After a 5 minute installation and setup, which was relatively painless on my Mac, you just place a document in the scanner, and hit the “Scan” button. It supports up to (I think) 30 pages at once, and it is very fast, scanning up to 18 pages a minute.
And here is the best bit. With a little bit of configuration, and using some bundled Optical Character Recognition (OCR) software, it will scan your documents, convert them to searchable PDFs, and save them – all automatically! This is very powerful when combined with the Mac’s Spotlight search, because it means that you can now do keyword searching of your scanned documents. This is a lot more convenient and flexible than having to rely on some manual filing system.
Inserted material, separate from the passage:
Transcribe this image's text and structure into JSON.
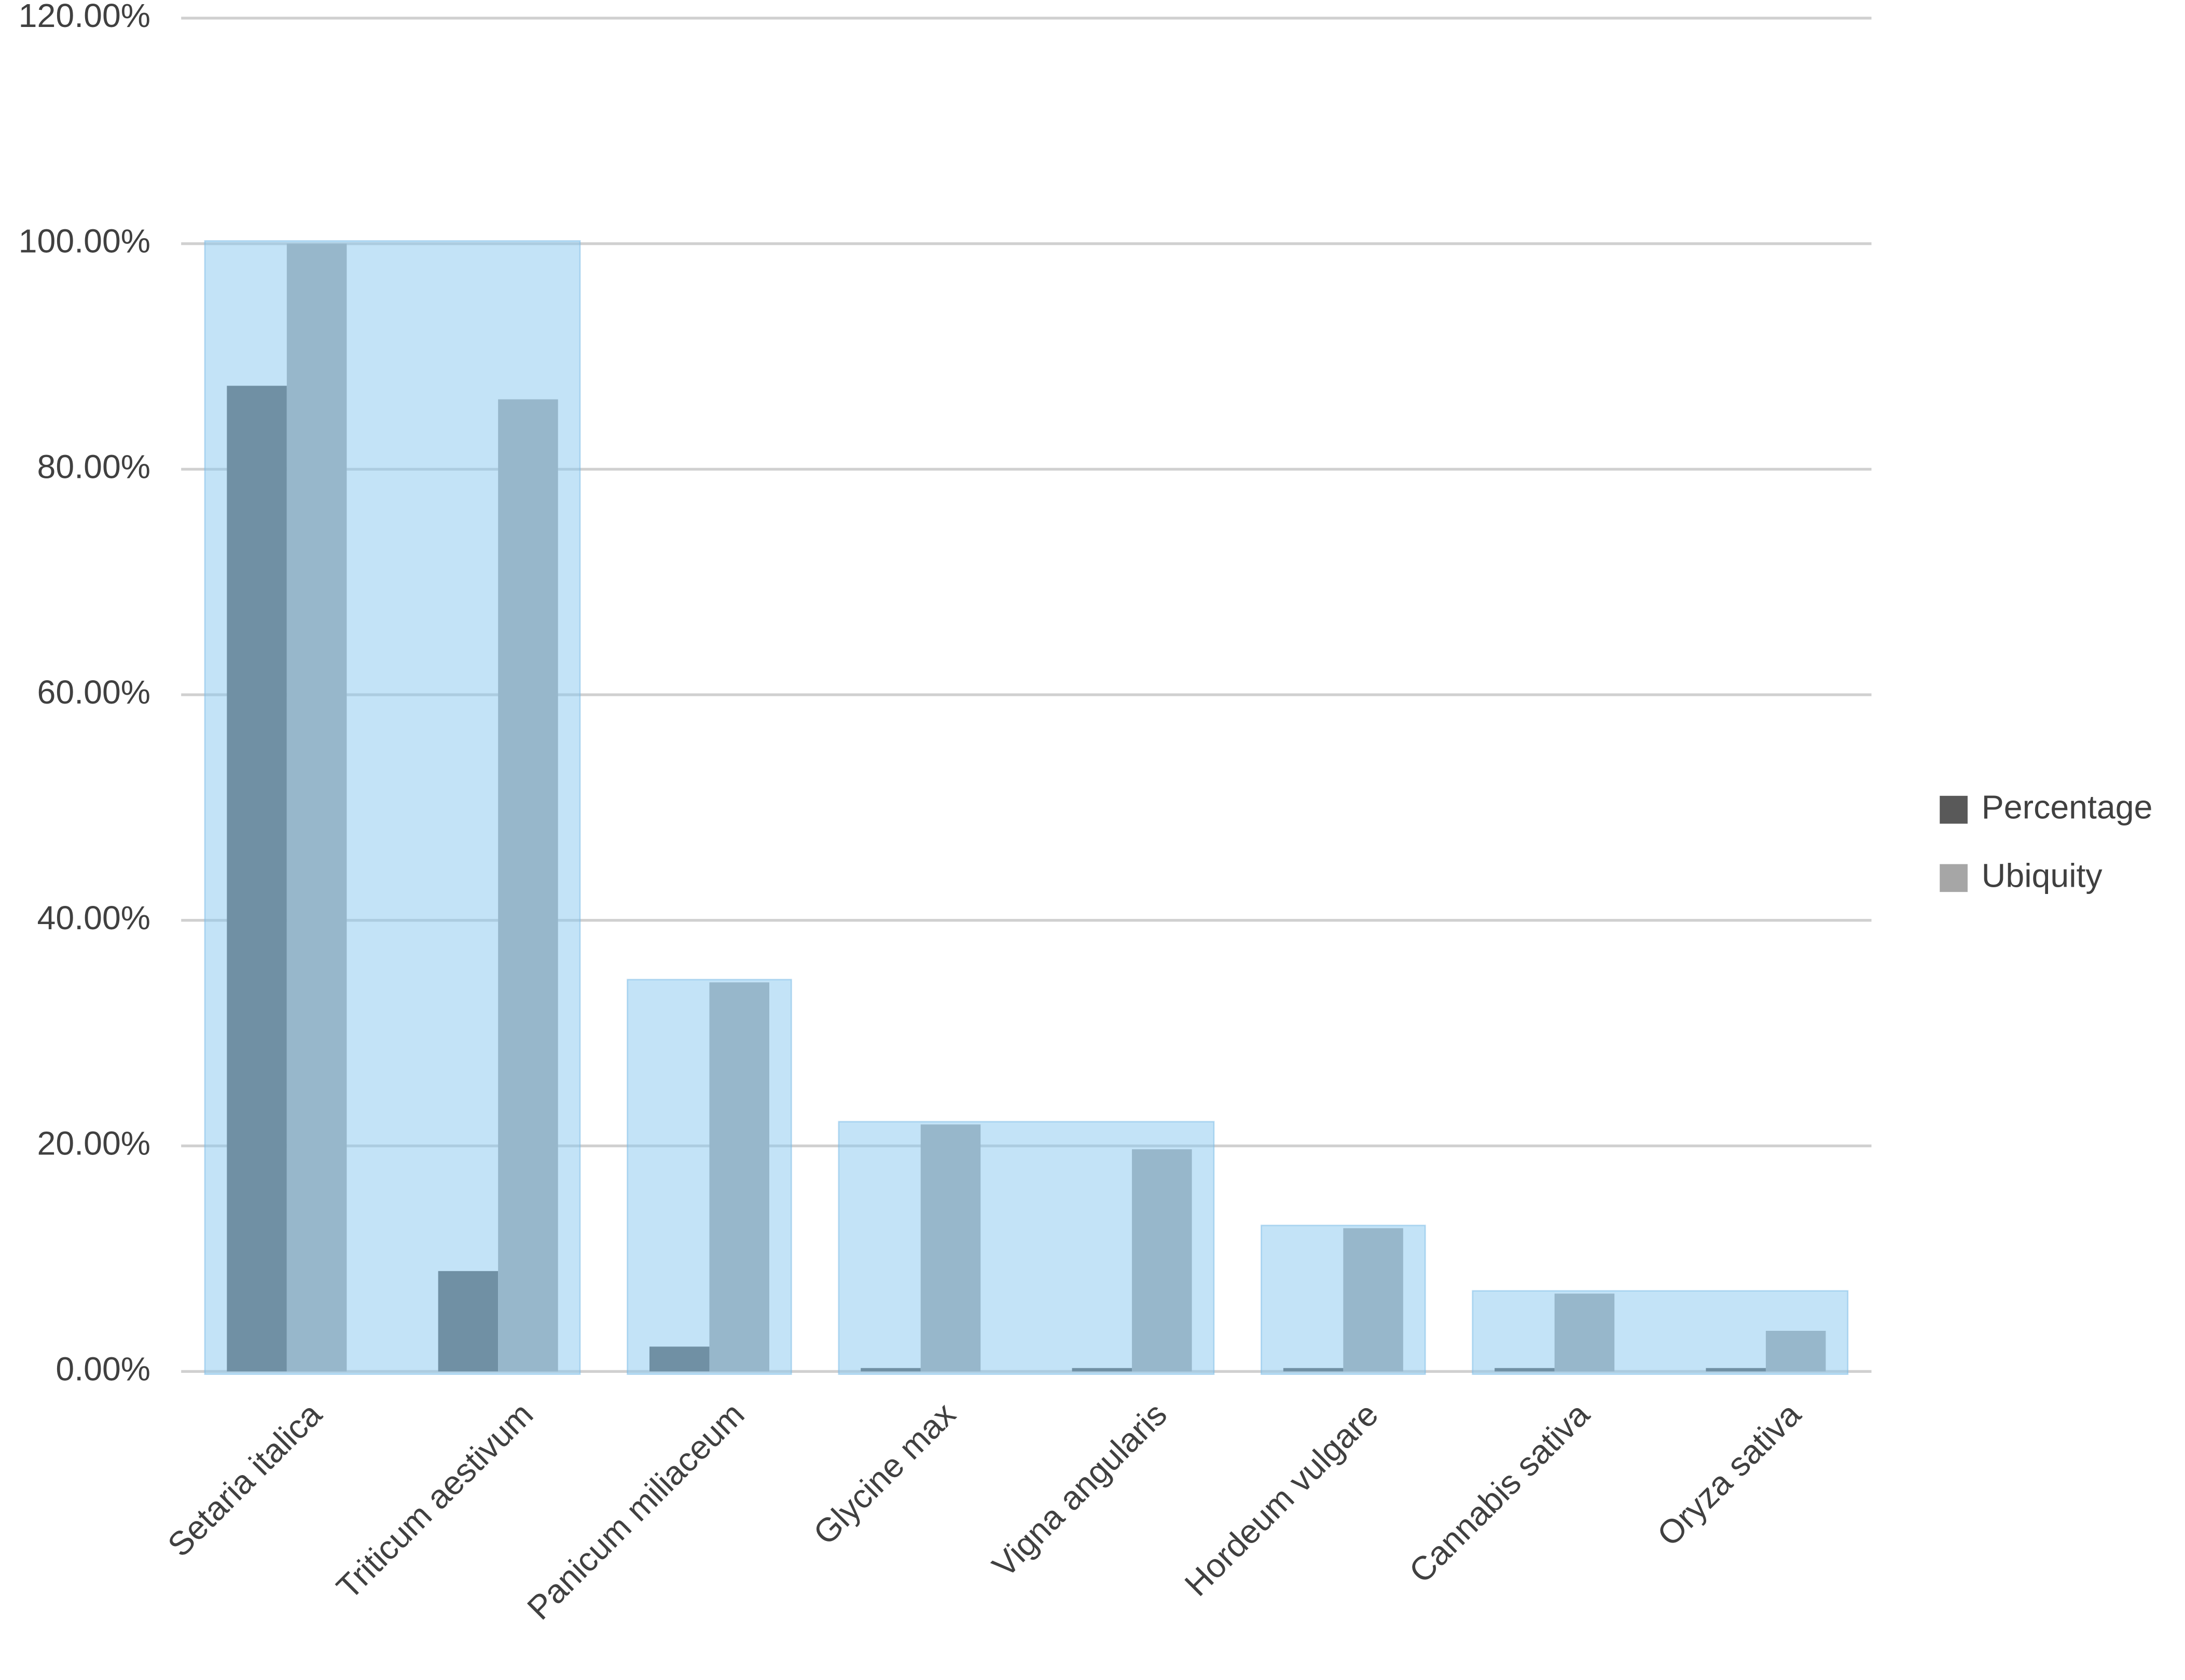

The way the OCR works is interesting, because the recognized text is stored “under” the image of the text in the PDF, so when you view or print the PDF you are still looking at the original scan, but when you search it it will highlight the appropriate piece of text, like this:
Its not perfect, but its close. A few of my current gripes are:
- While scanning is fast, the OCR process takes a few seconds per page. This wouldn’t be a big problem other than if you are scanning multiple documents, you need to wait for the previous document to be processed completely, before scanning the new document. There may be some way to use scripting to get it to queue documents somehow, but it doesn’t do it out of the box.
- It also comes with bundled business card recognition software. Unfortunately, it doesn’t seem to work so well, and its not smart enough to decide automatically whether to treat something as a document or a business card.
- At over $400, its not cheap, although that is relative (its a hell of a lot cheaper than those document management systems I looked at).
All in all, its a good solution. With an intelligent backup system (I use .Mac, but friends have recommended Jungle Disk so I’ll probably try that soon) you are pretty much guaranteed never to lose an important document, and you’ll be able to find it when you need it.